The Beer Institute, a trade and lobbying group whose membership includes Golden-based Coors Brewing Co., will appoint a panel to encourage compliance with advertising standards beginning Jan. 1.

Coors built a years-long campaign around its bikini-clad blond twins and is currently partnering with Maxim to sponsor a nationwide "Hunt for Hotties."

The Beer Institute's five-member panel will hear appeals from consumers who believe that beer companies haven't addressed their advertising issues, including complaints that beer ads violate decency standards or purposely appeal to those under 21.

The institute boasts about 100 brewer members from giants such as Anheuser Busch, Miller and Coors to small regional beer companies including Fort Collins-based New Belgium, said institute President Jeff Becker.

"What we want to provide is an opportunity for consumers who have complained and don't agree with the brewer's response," he said.

Under the new program, the institute appoints a five-member panel, any three of whom would hear consumer complaints and then recommend what, if any, action the brewer should take, Becker said.

The five panel members would be financially independent of both the institute and its membership, he said, and would address complaints only after the companies had been given a chance to fix the problem.

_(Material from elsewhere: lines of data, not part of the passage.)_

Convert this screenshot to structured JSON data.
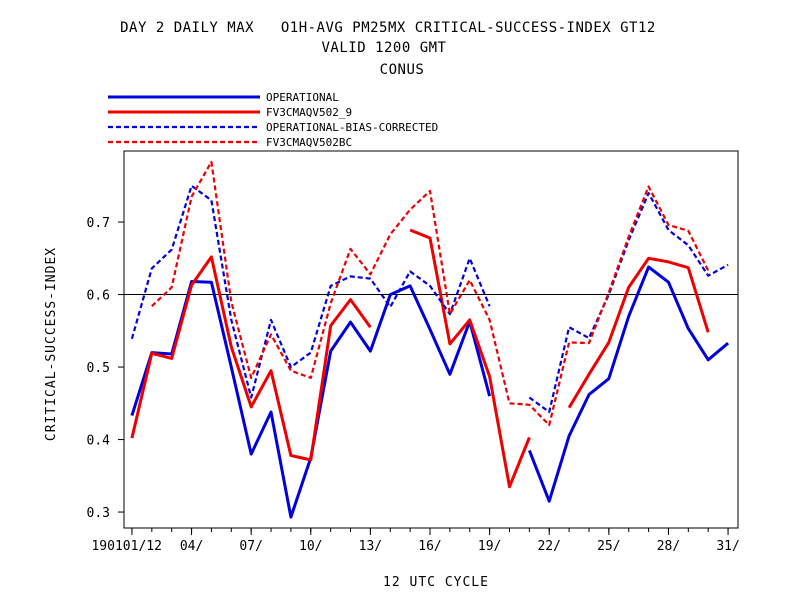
{
  "chart_data": {
    "type": "line",
    "title": "DAY 2 DAILY MAX   O1H-AVG PM25MX CRITICAL-SUCCESS-INDEX GT12",
    "subtitle": "VALID 1200 GMT",
    "region": "CONUS",
    "xlabel": "12 UTC CYCLE",
    "ylabel": "CRITICAL-SUCCESS-INDEX",
    "x": [
      1,
      2,
      3,
      4,
      5,
      6,
      7,
      8,
      9,
      10,
      11,
      12,
      13,
      14,
      15,
      16,
      17,
      18,
      19,
      20,
      21,
      22,
      23,
      24,
      25,
      26,
      27,
      28,
      29,
      30,
      31
    ],
    "x_tick_positions": [
      1,
      4,
      7,
      10,
      13,
      16,
      19,
      22,
      25,
      28,
      31
    ],
    "x_tick_labels": [
      "190101/12",
      "04/",
      "07/",
      "10/",
      "13/",
      "16/",
      "19/",
      "22/",
      "25/",
      "28/",
      "31/"
    ],
    "y_tick_values": [
      0.3,
      0.4,
      0.5,
      0.6,
      0.7
    ],
    "y_tick_labels": [
      "0.3",
      "0.4",
      "0.5",
      "0.6",
      "0.7"
    ],
    "ylim": [
      0.278,
      0.798
    ],
    "xlim": [
      0.6,
      31.5
    ],
    "reference_line": 0.6,
    "legend_position": "top-left",
    "series": [
      {
        "name": "OPERATIONAL",
        "color": "#0000dd",
        "dashed": false,
        "values": [
          0.433,
          0.52,
          0.518,
          0.618,
          0.617,
          0.5,
          0.38,
          0.438,
          0.293,
          0.375,
          0.522,
          0.562,
          0.522,
          0.6,
          0.612,
          0.552,
          0.49,
          0.563,
          0.46,
          null,
          0.385,
          0.315,
          0.405,
          0.462,
          0.484,
          0.57,
          0.638,
          0.617,
          0.553,
          0.51,
          0.533
        ]
      },
      {
        "name": "FV3CMAQV502_9",
        "color": "#ee0000",
        "dashed": false,
        "values": [
          0.402,
          0.519,
          0.512,
          0.613,
          0.652,
          0.528,
          0.445,
          0.495,
          0.378,
          0.372,
          0.557,
          0.593,
          0.555,
          null,
          0.689,
          0.678,
          0.532,
          0.565,
          0.487,
          0.335,
          0.403,
          null,
          0.444,
          0.49,
          0.534,
          0.61,
          0.65,
          0.645,
          0.637,
          0.548,
          null
        ]
      },
      {
        "name": "OPERATIONAL-BIAS-CORRECTED",
        "color": "#0000dd",
        "dashed": true,
        "values": [
          0.539,
          0.636,
          0.662,
          0.75,
          0.73,
          0.565,
          0.458,
          0.565,
          0.5,
          0.52,
          0.612,
          0.625,
          0.622,
          0.583,
          0.632,
          0.612,
          0.573,
          0.65,
          0.584,
          null,
          0.458,
          0.438,
          0.555,
          0.54,
          0.6,
          0.675,
          0.74,
          0.689,
          0.668,
          0.626,
          0.641
        ]
      },
      {
        "name": "FV3CMAQV502BC",
        "color": "#ee0000",
        "dashed": true,
        "values": [
          null,
          0.584,
          0.61,
          0.735,
          0.783,
          0.59,
          0.485,
          0.545,
          0.495,
          0.485,
          0.588,
          0.663,
          0.628,
          0.683,
          0.717,
          0.743,
          0.573,
          0.62,
          0.565,
          0.45,
          0.448,
          0.42,
          0.534,
          0.533,
          0.603,
          0.68,
          0.749,
          0.696,
          0.688,
          0.633,
          null
        ]
      }
    ]
  }
}
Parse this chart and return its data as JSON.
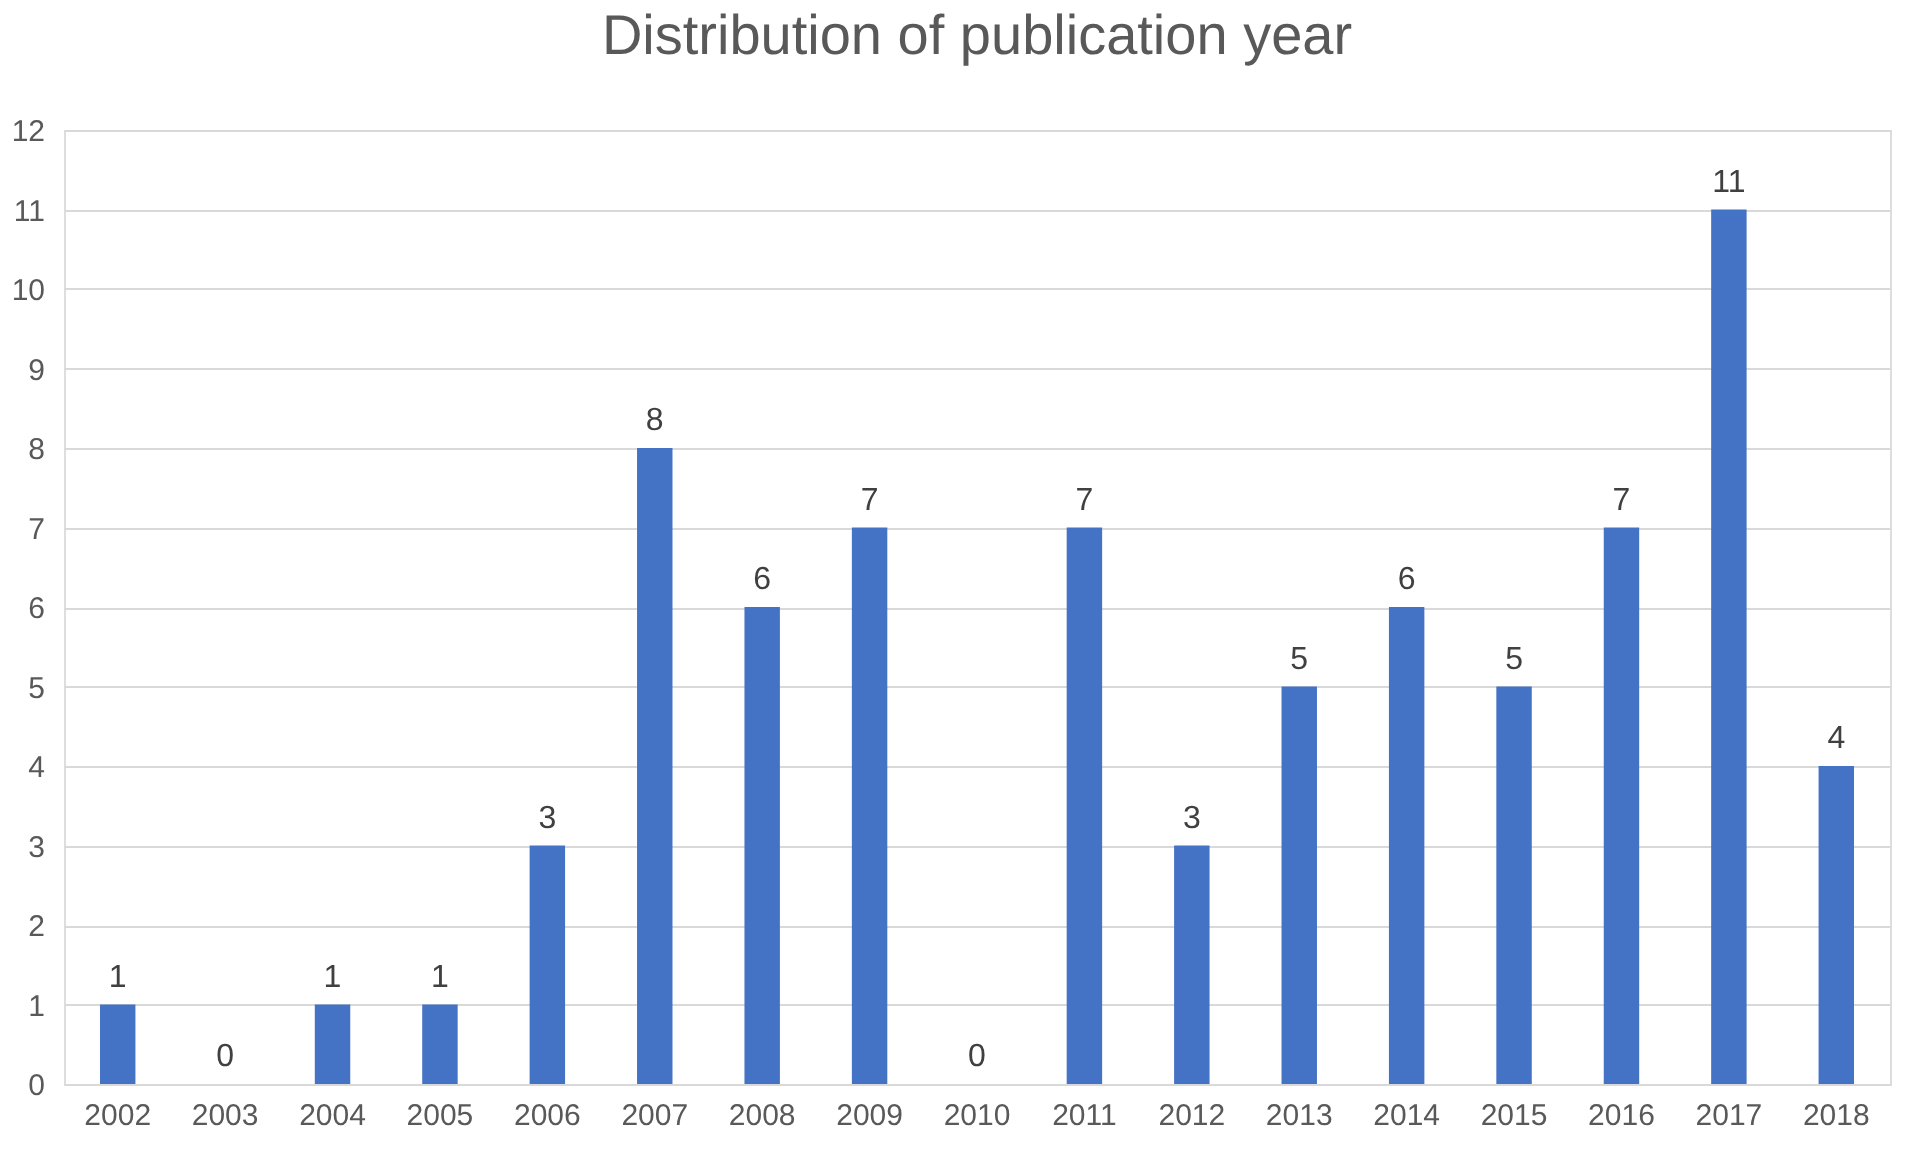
{
  "chart_data": {
    "type": "bar",
    "title": "Distribution of publication year",
    "categories": [
      "2002",
      "2003",
      "2004",
      "2005",
      "2006",
      "2007",
      "2008",
      "2009",
      "2010",
      "2011",
      "2012",
      "2013",
      "2014",
      "2015",
      "2016",
      "2017",
      "2018"
    ],
    "values": [
      1,
      0,
      1,
      1,
      3,
      8,
      6,
      7,
      0,
      7,
      3,
      5,
      6,
      5,
      7,
      11,
      4
    ],
    "color": "#4472c4",
    "ylim": [
      0,
      12
    ],
    "yticks": [
      0,
      1,
      2,
      3,
      4,
      5,
      6,
      7,
      8,
      9,
      10,
      11,
      12
    ],
    "grid": "y",
    "data_labels": true
  }
}
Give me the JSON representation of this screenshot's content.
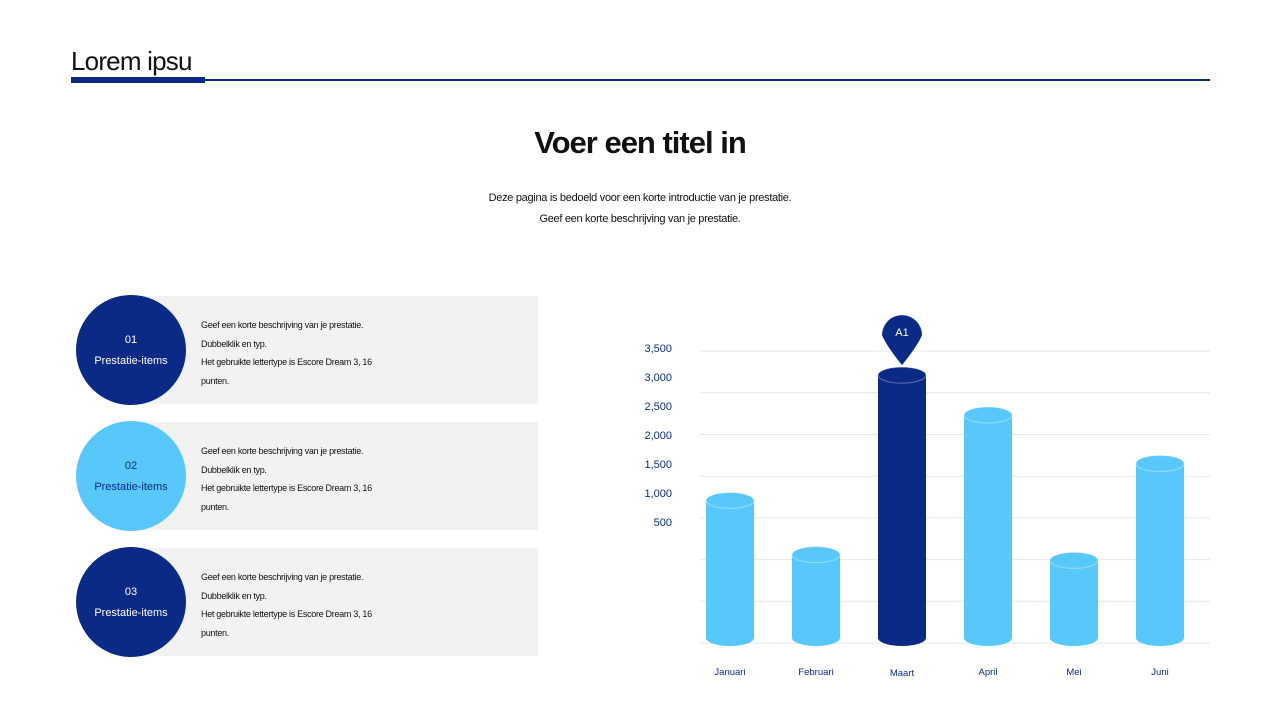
{
  "header": {
    "title": "Lorem ipsu"
  },
  "main": {
    "title": "Voer een titel in",
    "intro_line1": "Deze pagina is bedoeld voor een korte introductie van je prestatie.",
    "intro_line2": "Geef een korte beschrijving van je prestatie."
  },
  "items": [
    {
      "number": "01",
      "label": "Prestatie-items",
      "lines": [
        "Geef een korte beschrijving van je prestatie.",
        "Dubbelklik en typ.",
        "Het gebruikte lettertype is Escore Dream 3, 16",
        "punten."
      ]
    },
    {
      "number": "02",
      "label": "Prestatie-items",
      "lines": [
        "Geef een korte beschrijving van je prestatie.",
        "Dubbelklik en typ.",
        "Het gebruikte lettertype is Escore Dream 3, 16",
        "punten."
      ]
    },
    {
      "number": "03",
      "label": "Prestatie-items",
      "lines": [
        "Geef een korte beschrijving van je prestatie.",
        "Dubbelklik en typ.",
        "Het gebruikte lettertype is Escore Dream 3, 16",
        "punten."
      ]
    }
  ],
  "colors": {
    "dark": "#0b2a86",
    "light": "#58c8fa",
    "grid": "#e6e6ea"
  },
  "chart_data": {
    "type": "bar",
    "categories": [
      "Januari",
      "Februari",
      "Maart",
      "April",
      "Mei",
      "Juni"
    ],
    "values": [
      2500,
      1550,
      4700,
      4000,
      1450,
      3150
    ],
    "highlight_index": 2,
    "marker_label": "A1",
    "yticks": [
      "500",
      "1,000",
      "1,500",
      "2,000",
      "2,500",
      "3,000",
      "3,500"
    ],
    "ylim": [
      0,
      5000
    ],
    "grid": true,
    "title": "",
    "xlabel": "",
    "ylabel": ""
  }
}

Part of the criteria the panel will use is the institute's six-page Advertising and Marketing Code, a voluntary guideline for members concerned about not crossing a line with their ads.

Of particular concern is that they market to a legal beer-buying audience and not to those under 21. Currently, the code calls for beer companies to only advertise products to audiences in which 70 percent or more are at least 21.

Coors has its own, similar code in place and already gets help from a third party. It uses "21 means 21" as a slogan in its current ads.

Coors said it will switch over to the institute's new system.

"Coors believes it is important for the industry to have a unified system and for consumers to have a single, consistent entity to address their concerns," the release said.

Results of panel meetings and recommendations would be made public and would be the main incentive for compliance by members, Becker said.

Members who choose not to follow recommendations would be subject to some negative publicity and possible criticism by their peers, Becker said, but the panel has no authority to demand or enforce compliance.

Proposed federal legislation called the STOP Underage Drinking Act would increase funding for public service announcements through organizations such as the Ad Council.

It would also create a new federal committee to oversee efforts; fund grants for programs aimed at stopping underage drinking; and fund research and data collection on the effects of underage drinking.

The effort, which failed last year and has been stuck in a U.S. House committee since March, would not regulate beer ads.

BEER AD GUIDELINES

The Beer Institute's advertising and marketing code's general guidelines:

# Beer advertising should not suggest directly or indirectly that any of the laws applicable to the sale and consumption of beer should not be complied with.

# Brewers should adhere to standards of candor and good taste applicable to all commercial advertising.

# Brewers are responsible corporate citizens, sensitive to the problems of the society in which they exist, and their advertising should reflect that fact.

Some specific examples

# Beer advertising and marketing materials should not depict Santa Claus.

# Should not convey the impression that a beer has special or unique qualities if, in fact, it does not.

# Should not portray sexual passion, promiscuity or any other amorous activity as a result of consuming beer.